At my place of work we have an online health forum where people can get advice from co-workers on various health-related topics.  Recently a woman posted concerns about some symptoms her husband had been experiencing and whether they may be diabetes related.  As soon as I read them (unexplained weight loss, insatiable appetite, more frequent trips to the bathroom, fatigue, father has Type 1) I thought yeah, diabetes is definitely a possibility. I didn’t think about responding until I saw some of the responses from others and I knew I had to step up and set the record straight.

First, someone dismissed the woman’s concerns about diabetes stating that people develop diabetes because they gain weight not lose weight. This not only perpetuates a stereotype but it is flat out wrong.  I went through great lengths to describe how all the symptoms her husband was experiencing can be a result of high blood sugar - including the weight loss.  I tried to convey what a vicious cycle it is - insulin gone/diminished causing blood sugar to rise and leaving the body to turn to other sources (body tissues and fat) for its energy needs which causes the weight loss.  How the high blood sugar is toxic causing the body to look for ways to get rid of it - frequent urination, constant thirst.

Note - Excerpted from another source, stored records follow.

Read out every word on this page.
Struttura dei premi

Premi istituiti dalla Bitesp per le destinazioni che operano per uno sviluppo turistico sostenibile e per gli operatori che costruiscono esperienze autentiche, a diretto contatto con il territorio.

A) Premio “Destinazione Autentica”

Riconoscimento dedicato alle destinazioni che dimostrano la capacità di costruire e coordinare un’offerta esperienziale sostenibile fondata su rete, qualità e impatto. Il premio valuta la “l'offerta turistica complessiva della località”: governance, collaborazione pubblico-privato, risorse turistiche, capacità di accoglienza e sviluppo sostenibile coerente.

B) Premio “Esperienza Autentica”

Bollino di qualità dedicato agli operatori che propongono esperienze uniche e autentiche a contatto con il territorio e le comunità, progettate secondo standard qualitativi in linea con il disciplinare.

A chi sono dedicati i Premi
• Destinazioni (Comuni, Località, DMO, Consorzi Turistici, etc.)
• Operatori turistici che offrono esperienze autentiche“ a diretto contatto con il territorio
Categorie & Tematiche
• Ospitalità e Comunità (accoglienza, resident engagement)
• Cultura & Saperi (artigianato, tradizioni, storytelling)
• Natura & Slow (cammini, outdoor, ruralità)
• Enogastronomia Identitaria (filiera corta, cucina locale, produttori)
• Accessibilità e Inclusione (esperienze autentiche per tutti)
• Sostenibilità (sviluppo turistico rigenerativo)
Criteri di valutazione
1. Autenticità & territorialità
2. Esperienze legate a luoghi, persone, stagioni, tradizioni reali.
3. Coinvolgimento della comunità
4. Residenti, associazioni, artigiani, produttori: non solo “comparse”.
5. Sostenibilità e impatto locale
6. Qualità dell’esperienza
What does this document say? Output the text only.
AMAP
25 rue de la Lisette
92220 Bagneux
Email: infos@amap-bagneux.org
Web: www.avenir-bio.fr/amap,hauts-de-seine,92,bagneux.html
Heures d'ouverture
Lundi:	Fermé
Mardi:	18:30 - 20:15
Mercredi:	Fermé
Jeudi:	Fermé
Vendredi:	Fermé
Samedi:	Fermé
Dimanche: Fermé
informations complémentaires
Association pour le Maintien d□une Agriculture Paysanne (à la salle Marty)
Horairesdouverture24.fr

How the fatigue arises because the body isn’t getting the energy it needs and is constantly hungry and the eating which continues to drive up blood sugar because of the lack of insulin.

Another response was clearly describing symptoms of severe low blood sugar where people can be mistaken by police and paramedics to be drunk and don’t get the attention they need but used the term ketoacidosis instead.  I posted a response describing the differences between diabetic ketoacidosis and hypoglycemia because if this woman’s husband has diabetes, there is no way he is going to go low at this point.  

These misconceptions about diabetes can be potentially dangerous to someone who is seeking advice.  I can only hope that the information I relayed was useful in convincing this woman to try and get help for husband.  Based on what she described - if he does have diabetes - he is on his way to the ER very soon.